Genetics of muscle performance?

A new understanding of the genetics of muscle metabolism and performance could eventually lead to new chemical methods for boosting your muscle power. The researchers at Dartmouth Medical School and Dartmouth College bred a mouse genetically engineered to express a particular enzyme related to muscle activity and were surprised by the rodent's superpowers. The research was published in the American Journal of Physiology: Endocrinology and Metabolism. From a Dartmouth Medical School news release:

Like a trained athlete, this mouse enjoyed increased capacity to exercise, manifested by its ability to run three times longer than a normal mouse before exhaustion. One particularly striking feature of the finding was the accumulation of muscle glycogen, the stored form of carbohydrates–what many athletes seek by "carbo-loading" before an event or game…

"Our genetically altered mouse appears to have already been on an exercise program," says (Dartmouth professor) Lee Witters… "In other words, without a prior exercise regimen, the mouse developed many of the muscle features that would only be observed after a period of exercise training…"

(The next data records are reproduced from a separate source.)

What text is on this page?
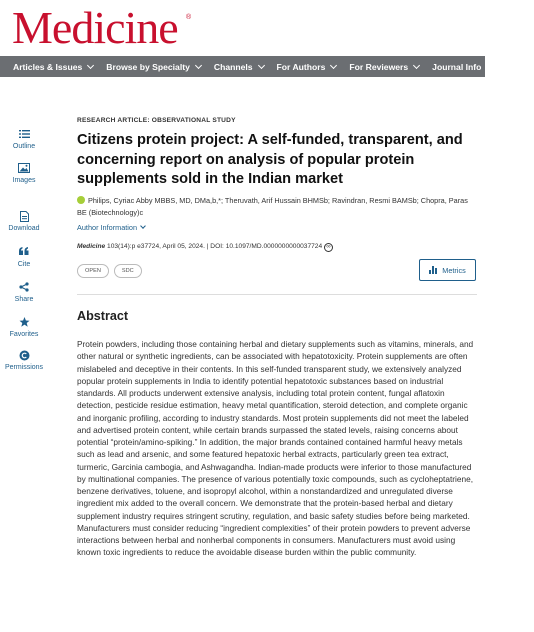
Medicine ®
Articles & Issues	Browse by Specialty	Channels	For Authors	For Reviewers	Journal Info	Submit
Outline
Images
Download
Cite
Share
Favorites
Permissions
RESEARCH ARTICLE: OBSERVATIONAL STUDY
Citizens protein project: A self-funded, transparent, and concerning report on analysis of popular protein supplements sold in the Indian market
Philips, Cyriac Abby MBBS, MD, DMa,b,*; Theruvath, Arif Hussain BHMSb; Ravindran, Resmi BAMSb; Chopra, Paras BE (Biotechnology)c
Author Information
Medicine 103(14):p e37724, April 05, 2024. | DOI: 10.1097/MD.0000000000037724 ∞
OPEN	SDC	Metrics
Abstract
Protein powders, including those containing herbal and dietary supplements such as vitamins, minerals, and other natural or synthetic ingredients, can be associated with hepatotoxicity. Protein supplements are often mislabeled and deceptive in their contents. In this self-funded transparent study, we extensively analyzed popular protein supplements in India to identify potential hepatotoxic substances based on industrial standards. All products underwent extensive analysis, including total protein content, fungal aflatoxin detection, pesticide residue estimation, heavy metal quantification, steroid detection, and complete organic and inorganic profiling, according to industry standards. Most protein supplements did not meet the labeled and advertised protein content, while certain brands surpassed the stated levels, raising concerns about potential “protein/amino-spiking.” In addition, the major brands contained contained harmful heavy metals such as lead and arsenic, and some featured hepatoxic herbal extracts, particularly green tea extract, turmeric, Garcinia cambogia, and Ashwagandha. Indian-made products were inferior to those manufactured by multinational companies. The presence of various potentially toxic compounds, such as cycloheptatriene, benzene derivatives, toluene, and isopropyl alcohol, within a nonstandardized and unregulated diverse ingredient mix added to the overall concern. We demonstrate that the protein-based herbal and dietary supplement industry requires stringent scrutiny, regulation, and basic safety studies before being marketed. Manufacturers must consider reducing “ingredient complexities” of their protein powders to prevent adverse interactions between herbal and nonherbal components in consumers. Manufacturers must avoid using known toxic ingredients to reduce the avoidable disease burden within the public community.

"We now wonder if it's possible to achieve elements of muscular fitness without having to exercise, which in turn, raises many questions about possible modes of exercise performance enhancement, including the development of drugs that could do the same thing as we have done genetically," he says. "This also might raise to some the specter of 'gene doping,' something seriously being talked about in the future of high-performance athletes."